His shoulders tensed, something flashing across his eyes—maybe anger, maybe fear, it was always impossible to tell with him.

“What about me?”

“She suspects you to be a spy,” Astra said, choosing her words carefully.

His lips twitched and he turned toward her, holding the embers in her eyes. “A spy?”

“For the Solar Court.”

Luxuros did not flinch like she thought he might. Instead, he blinked slowly. The corner of his mouth slipped upward into an amused grin.

“What’s funny?” Astra asked, sinking back into herself.

He broke into a deep laugh, the sound bouncing off her shoulders as he closed his eyes. “She remarked how warm I was after all that hatchling nonsense. If she’d ever met a full-blooded Solarian she’d know just how wrong she is.” He shook his head, seeing the concern in Astra’s eyes. “We’ve gone over this, As.
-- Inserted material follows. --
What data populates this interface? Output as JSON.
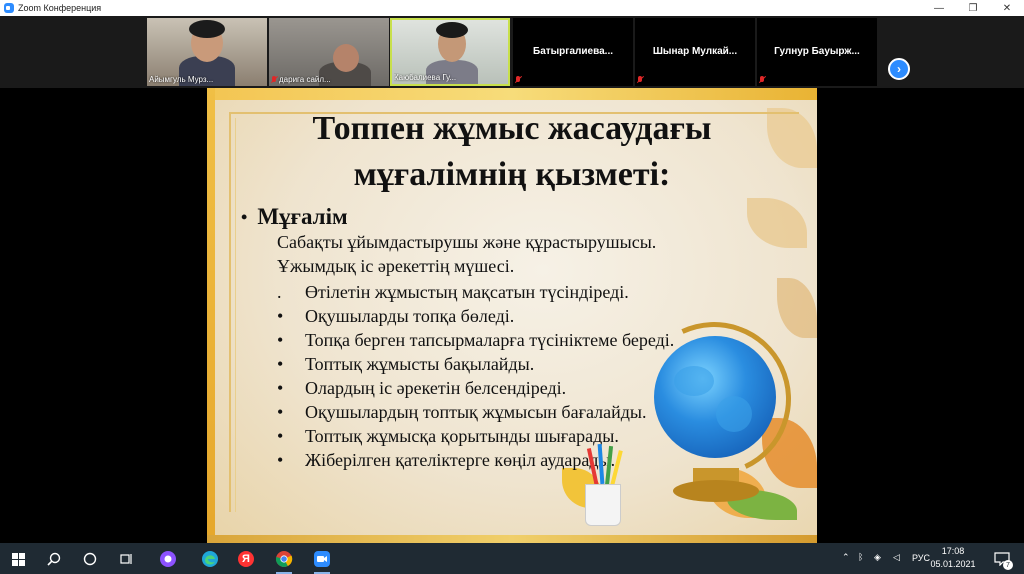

I’m not lying to you. I may have Solarian blood but I’ve no Solarian loyalty. I’ve never met a Solar courtier, certainly not the king.”

“That you know of,” Astra corrected him. “What if you were a Solarian spy and have no memory of it? You go on and on about my lack of discipline, but what about your fear of who you might be, Commander? You’re so afraid to touch any of it, you don’t know where your loyalties may truly lie.”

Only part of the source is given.